How many people there are who could give the same excuse to God when they face the last judgment!  They could not avail of the curing grace available in the Church's sacraments because there was no one to help them. We cannot stand by passively while we see relatives and friends far from God.  Some of them may need just a little bit of encouragement so that they go to the sacrament of reconciliation. We have a responsibility to help those around us in their physical and spiritual needs. 

Word Today, March 28, 2001 (Wednesday of the 4th Week of Lent)

    Readings: Is 49: 8-15 / Jn 5: 17-30 

"Amen, amen I say to you, the Son can do nothing of himself, but only what he sees the father doing ...Of myself I can do nothing." These words of Jesus Christ manifest his absolute unity with God the Father, the perfect fulfillment of the will of God. 

We too, seeking to be close to God, should strive to do everything with God's help. We should recognize that without God's help, we would end up bungling everything.  When things turn out well, we should readily recognize that whatever good we may have achieved comes from God.  When things turn out badly, we must recognize our fault, perhaps for not corresponding enough to the help that God is providing us. 

Word Today, March 29, 2001 (Thursday of the 4th Week of Lent)
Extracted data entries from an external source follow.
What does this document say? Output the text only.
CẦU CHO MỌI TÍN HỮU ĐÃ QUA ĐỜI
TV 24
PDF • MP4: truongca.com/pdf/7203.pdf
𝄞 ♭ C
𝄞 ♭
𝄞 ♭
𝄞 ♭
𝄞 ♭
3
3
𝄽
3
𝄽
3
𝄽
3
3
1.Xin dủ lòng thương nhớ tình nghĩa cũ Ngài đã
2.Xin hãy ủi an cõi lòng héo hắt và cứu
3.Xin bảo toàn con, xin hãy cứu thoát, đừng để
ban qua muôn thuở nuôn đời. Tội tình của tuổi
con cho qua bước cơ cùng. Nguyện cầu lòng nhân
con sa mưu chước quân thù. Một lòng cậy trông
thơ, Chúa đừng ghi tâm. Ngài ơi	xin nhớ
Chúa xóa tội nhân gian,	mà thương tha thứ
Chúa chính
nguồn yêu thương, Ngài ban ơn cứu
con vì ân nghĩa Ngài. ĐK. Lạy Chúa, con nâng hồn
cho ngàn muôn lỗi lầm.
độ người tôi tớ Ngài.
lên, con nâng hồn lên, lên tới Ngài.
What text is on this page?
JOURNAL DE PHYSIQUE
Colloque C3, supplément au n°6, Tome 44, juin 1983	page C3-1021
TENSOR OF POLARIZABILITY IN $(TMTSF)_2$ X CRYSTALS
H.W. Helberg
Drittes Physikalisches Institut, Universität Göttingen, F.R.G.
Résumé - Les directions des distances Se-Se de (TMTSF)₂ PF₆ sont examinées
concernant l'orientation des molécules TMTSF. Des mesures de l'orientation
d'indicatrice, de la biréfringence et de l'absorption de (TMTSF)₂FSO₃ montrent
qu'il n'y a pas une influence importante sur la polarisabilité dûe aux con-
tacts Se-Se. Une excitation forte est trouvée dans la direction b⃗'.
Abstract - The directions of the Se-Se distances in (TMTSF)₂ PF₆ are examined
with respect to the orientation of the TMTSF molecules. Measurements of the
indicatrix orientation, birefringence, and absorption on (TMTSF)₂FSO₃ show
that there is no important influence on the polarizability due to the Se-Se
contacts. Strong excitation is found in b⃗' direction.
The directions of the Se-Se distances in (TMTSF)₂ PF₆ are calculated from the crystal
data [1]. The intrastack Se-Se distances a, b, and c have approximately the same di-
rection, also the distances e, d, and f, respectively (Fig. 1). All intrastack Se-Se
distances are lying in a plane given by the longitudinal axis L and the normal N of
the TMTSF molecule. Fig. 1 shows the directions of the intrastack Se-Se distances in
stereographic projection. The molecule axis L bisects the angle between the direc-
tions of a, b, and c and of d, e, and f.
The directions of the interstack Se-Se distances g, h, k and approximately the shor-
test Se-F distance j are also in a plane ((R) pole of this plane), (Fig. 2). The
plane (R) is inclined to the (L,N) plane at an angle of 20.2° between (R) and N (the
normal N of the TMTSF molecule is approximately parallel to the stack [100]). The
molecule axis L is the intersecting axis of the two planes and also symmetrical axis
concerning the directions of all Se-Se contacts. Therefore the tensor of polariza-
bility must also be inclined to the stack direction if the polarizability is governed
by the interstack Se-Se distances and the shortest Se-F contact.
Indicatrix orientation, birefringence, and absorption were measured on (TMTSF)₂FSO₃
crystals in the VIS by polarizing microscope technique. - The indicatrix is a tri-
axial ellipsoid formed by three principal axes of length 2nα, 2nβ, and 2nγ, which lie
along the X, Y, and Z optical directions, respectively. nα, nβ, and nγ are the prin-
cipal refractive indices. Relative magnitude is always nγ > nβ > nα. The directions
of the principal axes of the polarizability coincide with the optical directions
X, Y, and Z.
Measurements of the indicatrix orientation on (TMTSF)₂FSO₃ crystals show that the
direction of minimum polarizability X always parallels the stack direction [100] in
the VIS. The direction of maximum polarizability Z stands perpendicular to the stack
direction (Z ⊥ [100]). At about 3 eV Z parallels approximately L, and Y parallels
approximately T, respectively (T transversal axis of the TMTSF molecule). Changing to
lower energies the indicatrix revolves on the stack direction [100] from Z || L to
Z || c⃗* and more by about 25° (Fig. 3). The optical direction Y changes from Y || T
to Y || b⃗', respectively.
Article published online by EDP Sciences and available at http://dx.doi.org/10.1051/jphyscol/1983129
    Readings: Ex 32: 7-14 / Jn 5: 31-47 

"The works that I do bear witness to me, that the Father has sent me." The apostles were especially chosen witnesses, to testify on the life, death and resurrection of Christ.  All Christians are called to be witnesses to their belief in Christ.  The sacrament of confirmation constitutes the follower of Christ to be a witness. 

The best way of witnessing is through a consistent life.  If we truly live as children of God, then we will practice the first commandment, the commandment of charity.  And we will be filled with joy.  Charity and joy are two of the most convincing "arguments" in favor of the faith. 

Word Today, March 30, 2001 (Friday of the 4th Week of Lent)

    Readings: Wis 2: 1, 12-22 / Jn 7: 1-2, 10, 25-30 

The gospel readings of the past few days depict the growing rift between Jesus and the leaders of the Jews.  In today's reading, this reaches the point where "they wanted to seize him, but no one laid hands on him because his hour had not yet come." 

Martyrs, those who witness to the Faith through the shedding of their blood, have always been venerated in the Church.  In the Philippines, the first Filipino saint and the next one who may follow, were both martyrs. Every person who wants to follow Jesus must be ready to face difficulties and even to face martyrdom.  If ever it comes, we know that it is all in the plan of God. 

Word Today, March 31, 2001 (Saturday of the 4th Week of Lent)

    Readings: Jer 11: 18-20 / Jn 7: 40-53 

In today's gospel we find the daring defense that Nicodemus makes in favor of Jesus.  That defense earned Nicodemus the antagonism of his companions in the Sanhedrin.  His colleagues even criticized him personally, "Are you also a Galilean?" 

We first saw Nicodemus going to Christ secretly for fear of the other Jews.  Now he is ready to stick out his own neck for Christ.  Later on he would even be bolder.  In Jn 19: 39, he would help anoint the body of the apparently defeated Christ.  To be a witness to Christ, we should not be afraid or ashamed to speak out on his behalf.  We should not be ashamed to show our faith to our colleagues and friends, even if it may bring us unfair criticism.